Researchers from the Indian Institute of Science, Education and Research, Kolkata and the Indian Institute of Technology, Kharagpur have found the world’s hardest known self-healing material whose unique properties can lead to the development of such auto-repair screens.
"The material that we found can’t be used directly for mobile phone or TV screens. But our work on understanding the science of developing such materials may lead to futuristic technologies such as self-healing screens,” C Malla Reddy, the team’s lead investigator from IISER told DH.
The hard organic crystal they described in a research paper in Science is no less exciting though when it comes to precision engineering, drones, and even space probes. It's a piezoelectric material, which converts mechanical energy like pressure into electrical energy and vice versa.
If a tiny part of a space probe gets damaged on landing on the surface of the Moon or Mars, such hard self-healing materials can repair themselves instantly.
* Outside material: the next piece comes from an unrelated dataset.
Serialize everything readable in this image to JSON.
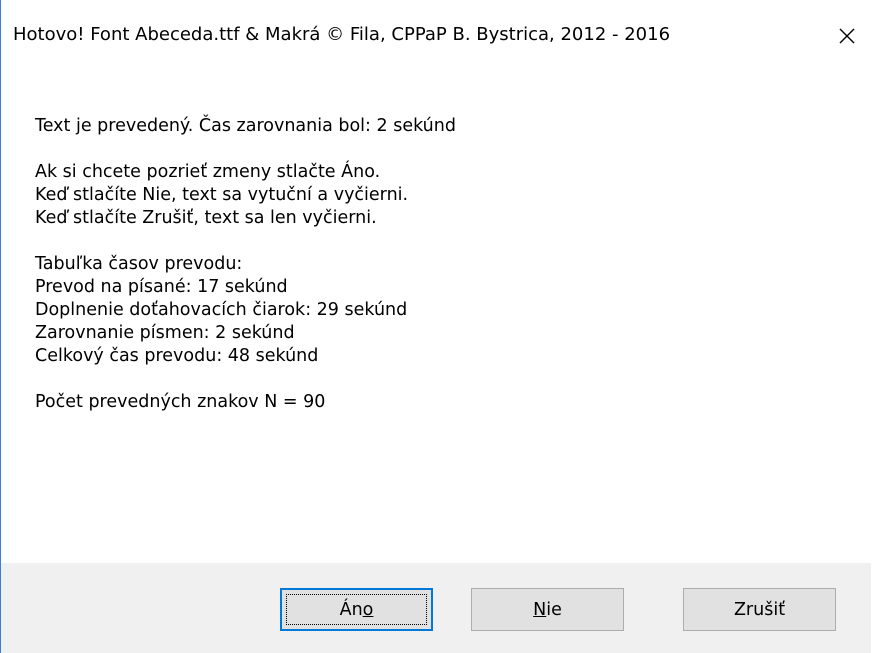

It can be used to make electronic chips in opto-electronic components. In microrobotics, industrial-scale precision engineering may be carried out using such a material.
For more than three decades, scientists from all over the world have been researching self-healing substances because of their wonder properties. The problem is all of them are soft materials with limited application potential.
"The material (an organic crystal called bipyrazole) that we found is the first hard material with self-healing properties. It is 10 times harder,” said Reddy.
The IISER-IIT team conducted sophisticated laboratory experiments to see how the material cracks under pressure from a tiny needle and self-heals the moment the needle is withdrawn. They also examined the material’s crystalline structure and described why it behaved in such a unique way.
"The self-healing organic crystal can also be used as process sensors in industrial machining,” said Nirmalya Ghosh, IISER scientist, and a team member. “We are keen to work with an industrial partner,” added Reddy. Because of the material’s industrial potential, the team has already filed for patent protection.
The self-repair technology can be transferred to other materials like semi-crystalline films which are more amenable to technology transfer, the team reported.